EMR 7.1 uses Java 17 by default but older Java version should still exist there. I think you can try Java 8/11 in this case: https://docs.aws.amazon.com/emr/latest/ReleaseGuide/configuring-java8.html#configuring-java8-override-spark
EMR 7.1 uses Java 17 by default but older Java version should still exist there. I think you can try Java 8/11 in this case: https://docs.aws.amazon.com/emr/latest/ReleaseGuide/configuring-java8.html#configuring-java8-override-spark
Thank you. I will re-try after setting the java version overriding.
@Gatsby-Lee Please let us know if using Java 11/8 solves this issue, Thanks.
@Gatsby-Lee Please let us know if using Java 11/8 solves this issue, Thanks.
Thank you for following up. I will reply back after I test it 👍
Finally completed testing and confirmed it doesn't work.
- EMR 7.2.0 Java17 ( EMR Hudi 0.14.1 ): FAILED
- EMR 7.2.0 Java11 ( EMR Hudi 0.14.1 ): FAILED
- EMR 7.2.0 Java8 ( EMR Hudi 0.14.1 ): FAILED
- EMR 7.15.0 Java8 by default ( OSS Hudi 0.14.1 ): FAILED
So, I can say it is currently broken.
@ad1happy2go Do you have any updates on this?
@ad1happy2go I am following up this. any updates on this?
Sorry for the delay here @Gatsby-Lee . We will prioritise this. Any further update on this or are you still blocked here?
@Gatsby-Lee I tried to use metadata table and hoodie.bloom.index.use.metadata and on emr-7.1.0 and didn't got any issues. Can you try below or share the code/configurations what you are using?
Code -
pyspark --jars /usr/lib/hudi/hudi-spark-bundle.jar --conf "spark.serializer=org.apache.spark.serializer.KryoSerializer" --conf "spark.sql.catalog.spark_catalog=org.apache.spark.sql.hudi.catalog.HoodieCatalog" --conf "spark.sql.extensions=org.apache.spark.sql.hudi.HoodieSparkSessionExtension"
schema = StructType(
[
StructField("id", IntegerType(), True),
StructField("name", StringType(), True)
]
)
data = [
Row(1, "a"),
Row(2, "a"),
Row(3, "c"),
]
hudi_configs = {
"hoodie.table.name": TABLE_NAME,
"hoodie.datasource.write.recordkey.field": "name",
"hoodie.datasource.write.precombine.field": "id",
"hoodie.datasource.write.operation":"insert_overwrite_table",
"hoodie.table.keygenerator.class": "org.apache.hudi.keygen.NonpartitionedKeyGenerator",
"hoodie.index.type" : "BLOOM",
"hoodie.metadata.index.bloom.filter.enable" : "true",
"hoodie.bloom.index.use.metadata" : "true"
}
df = spark.createDataFrame(spark.sparkContext.parallelize(data), schema)

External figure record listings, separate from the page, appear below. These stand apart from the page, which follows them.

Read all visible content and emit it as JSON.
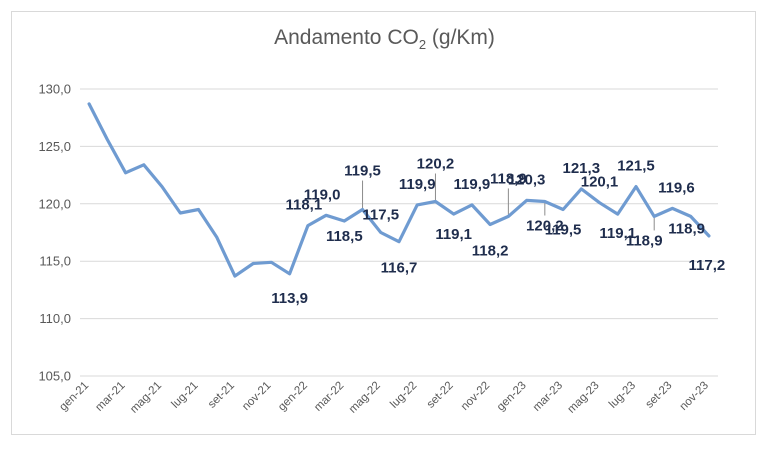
{
  "chart_data": {
    "type": "line",
    "title": {
      "main": "Andamento CO",
      "sub": "2",
      "after": " (g/Km)"
    },
    "xlabel": "",
    "ylabel": "",
    "ylim": [
      105,
      130
    ],
    "yticks": [
      "105,0",
      "110,0",
      "115,0",
      "120,0",
      "125,0",
      "130,0"
    ],
    "grid": true,
    "legend": "none",
    "line_color": "#6f9bd1",
    "label_color": "#1f2d4d",
    "x": [
      "gen-21",
      "feb-21",
      "mar-21",
      "apr-21",
      "mag-21",
      "giu-21",
      "lug-21",
      "ago-21",
      "set-21",
      "ott-21",
      "nov-21",
      "dic-21",
      "gen-22",
      "feb-22",
      "mar-22",
      "apr-22",
      "mag-22",
      "giu-22",
      "lug-22",
      "ago-22",
      "set-22",
      "ott-22",
      "nov-22",
      "dic-22",
      "gen-23",
      "feb-23",
      "mar-23",
      "apr-23",
      "mag-23",
      "giu-23",
      "lug-23",
      "ago-23",
      "set-23",
      "ott-23",
      "nov-23"
    ],
    "xtick_labels": [
      "gen-21",
      "mar-21",
      "mag-21",
      "lug-21",
      "set-21",
      "nov-21",
      "gen-22",
      "mar-22",
      "mag-22",
      "lug-22",
      "set-22",
      "nov-22",
      "gen-23",
      "mar-23",
      "mag-23",
      "lug-23",
      "set-23",
      "nov-23"
    ],
    "series": [
      {
        "values": [
          128.7,
          125.6,
          122.7,
          123.4,
          121.5,
          119.2,
          119.5,
          117.1,
          113.7,
          114.8,
          114.9,
          113.9,
          118.1,
          119.0,
          118.5,
          119.5,
          117.5,
          116.7,
          119.9,
          120.2,
          119.1,
          119.9,
          118.2,
          118.9,
          120.3,
          120.2,
          119.5,
          121.3,
          120.1,
          119.1,
          121.5,
          118.9,
          119.6,
          118.9,
          117.2
        ]
      }
    ],
    "data_labels": [
      {
        "i": 11,
        "text": "113,9"
      },
      {
        "i": 12,
        "text": "118,1"
      },
      {
        "i": 13,
        "text": "119,0"
      },
      {
        "i": 14,
        "text": "118,5"
      },
      {
        "i": 15,
        "text": "119,5"
      },
      {
        "i": 16,
        "text": "117,5"
      },
      {
        "i": 17,
        "text": "116,7"
      },
      {
        "i": 18,
        "text": "119,9"
      },
      {
        "i": 19,
        "text": "120,2"
      },
      {
        "i": 20,
        "text": "119,1"
      },
      {
        "i": 21,
        "text": "119,9"
      },
      {
        "i": 22,
        "text": "118,2"
      },
      {
        "i": 23,
        "text": "118,9"
      },
      {
        "i": 24,
        "text": "120,3"
      },
      {
        "i": 25,
        "text": "120,2"
      },
      {
        "i": 26,
        "text": "119,5"
      },
      {
        "i": 27,
        "text": "121,3"
      },
      {
        "i": 28,
        "text": "120,1"
      },
      {
        "i": 29,
        "text": "119,1"
      },
      {
        "i": 30,
        "text": "121,5"
      },
      {
        "i": 31,
        "text": "118,9"
      },
      {
        "i": 32,
        "text": "119,6"
      },
      {
        "i": 33,
        "text": "118,9"
      },
      {
        "i": 34,
        "text": "117,2"
      }
    ]
  }
}
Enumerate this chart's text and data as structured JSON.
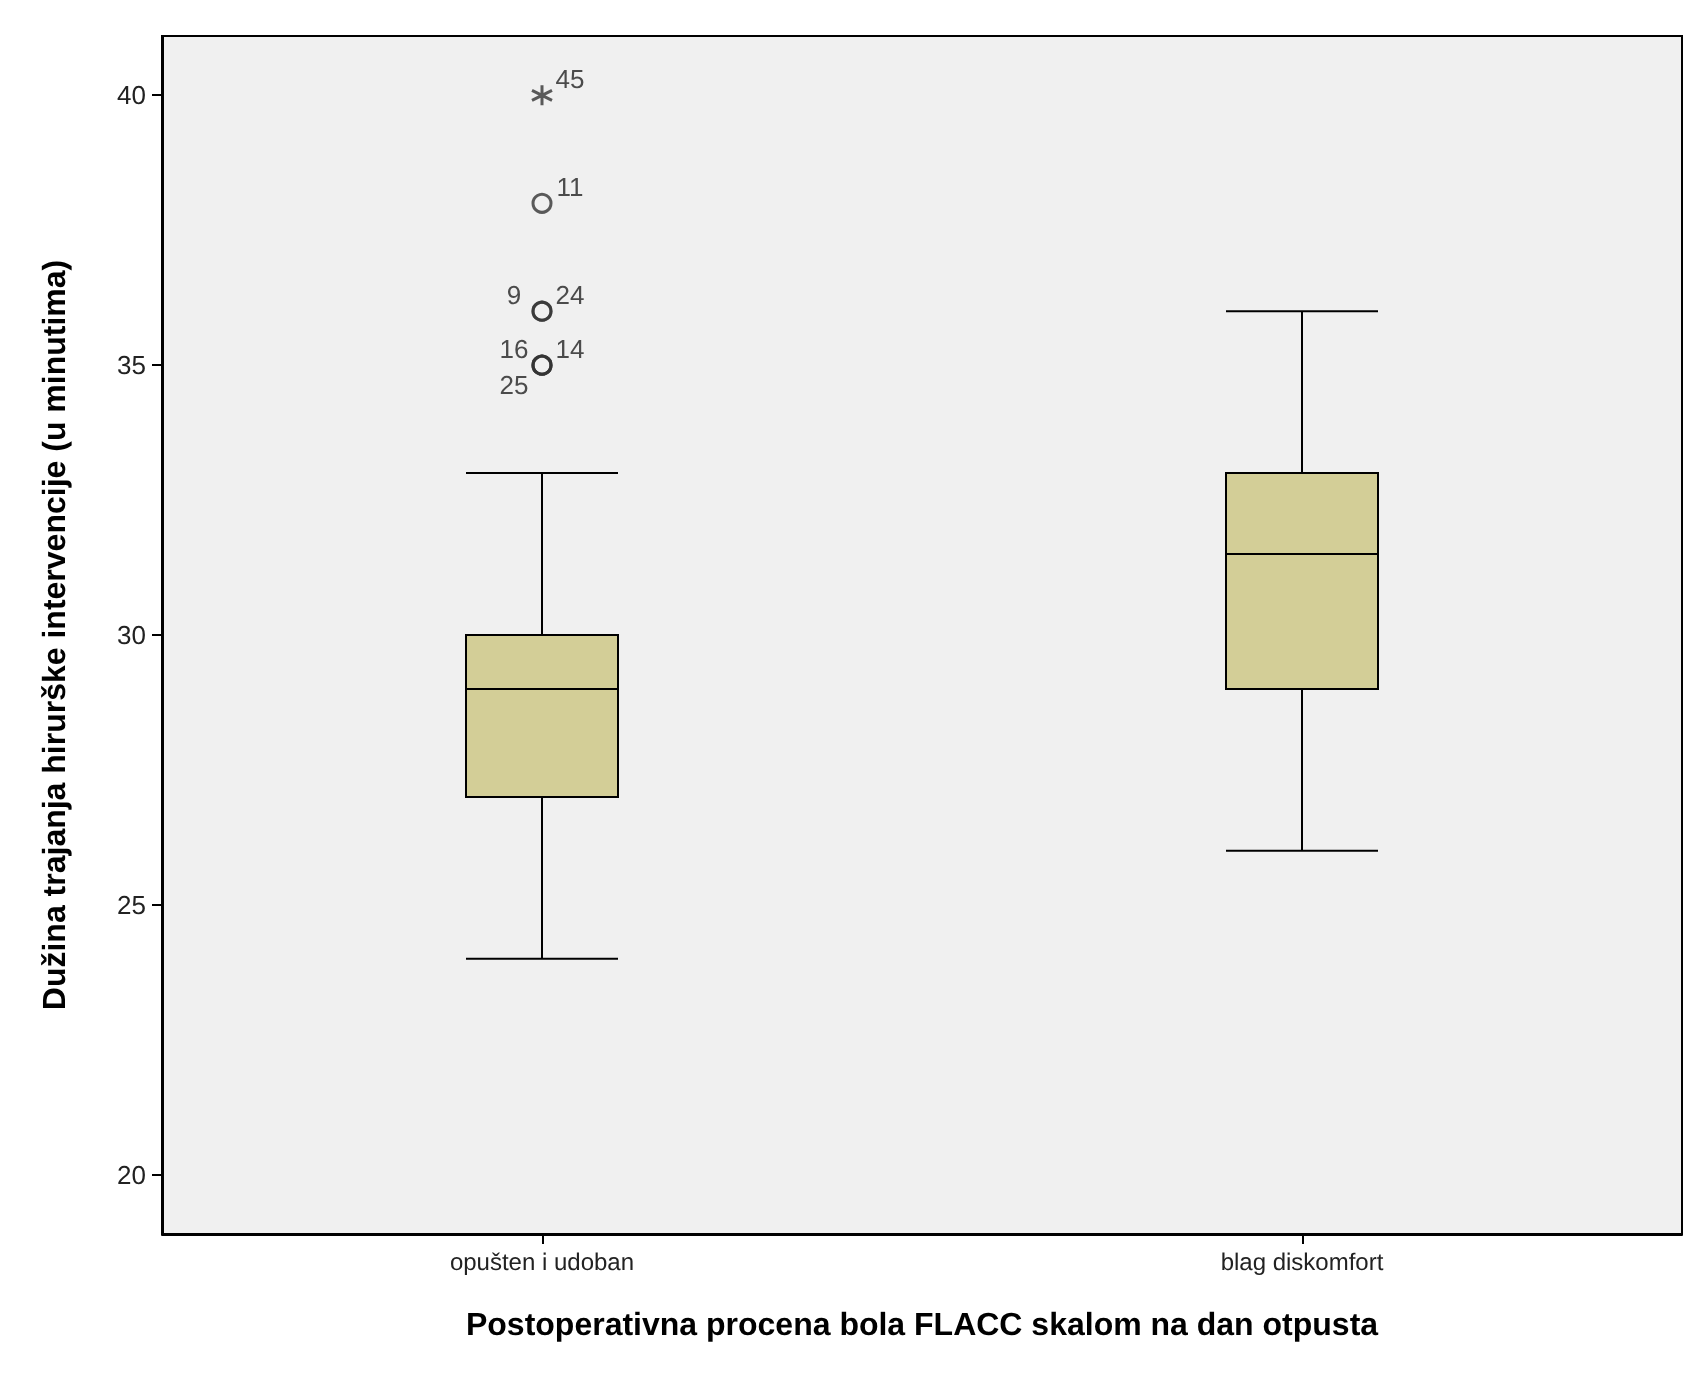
{
  "chart_data": {
    "type": "box",
    "xlabel": "Postoperativna procena bola FLACC skalom na dan otpusta",
    "ylabel": "Dužina trajanja hirurške intervencije (u minutima)",
    "categories": [
      "opušten i udoban",
      "blag diskomfort"
    ],
    "series": [
      {
        "color": "#d3ce97",
        "boxes": [
          {
            "low": 24,
            "q1": 27,
            "median": 29,
            "q3": 30,
            "high": 33
          },
          {
            "low": 26,
            "q1": 29,
            "median": 31.5,
            "q3": 33,
            "high": 36
          }
        ]
      },
      {
        "type": "scatter",
        "marker": "circle",
        "color": "#333333",
        "x": [
          "opušten i udoban",
          "opušten i udoban",
          "opušten i udoban",
          "opušten i udoban",
          "opušten i udoban",
          "opušten i udoban"
        ],
        "values": [
          38,
          36,
          36,
          35,
          35,
          35
        ]
      },
      {
        "type": "scatter",
        "marker": "cross",
        "color": "#333333",
        "x": [
          "opušten i udoban"
        ],
        "values": [
          40
        ]
      }
    ],
    "ylim": [
      18.9,
      41.1
    ],
    "yticks": [
      20,
      25,
      30,
      35,
      40
    ],
    "grid": false,
    "annotations": [
      {
        "text": "45",
        "x": "opušten i udoban",
        "y": 40
      },
      {
        "text": "11",
        "x": "opušten i udoban",
        "y": 38
      },
      {
        "text": "24",
        "x": "opušten i udoban",
        "y": 36
      },
      {
        "text": "9",
        "x": "opušten i udoban",
        "y": 36
      },
      {
        "text": "14",
        "x": "opušten i udoban",
        "y": 35
      },
      {
        "text": "16",
        "x": "opušten i udoban",
        "y": 35
      },
      {
        "text": "25",
        "x": "opušten i udoban",
        "y": 35
      }
    ]
  }
}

df.write.format("org.apache.hudi").options(**hudi_configs).mode("overwrite").save(PATH)
spark.read.format("hudi").load(PATH).show()
for i in range(0,30):
df.write.format("org.apache.hudi").options(**hudi_configs).mode("append").save(PATH)
Also, Did you got a chance to try with OSS 0.15.0 version ? OSS 0.14.1 doesn't officially support spark 3.5.
Confirmed by @Gatsby-Lee and closing the issue. Thanks.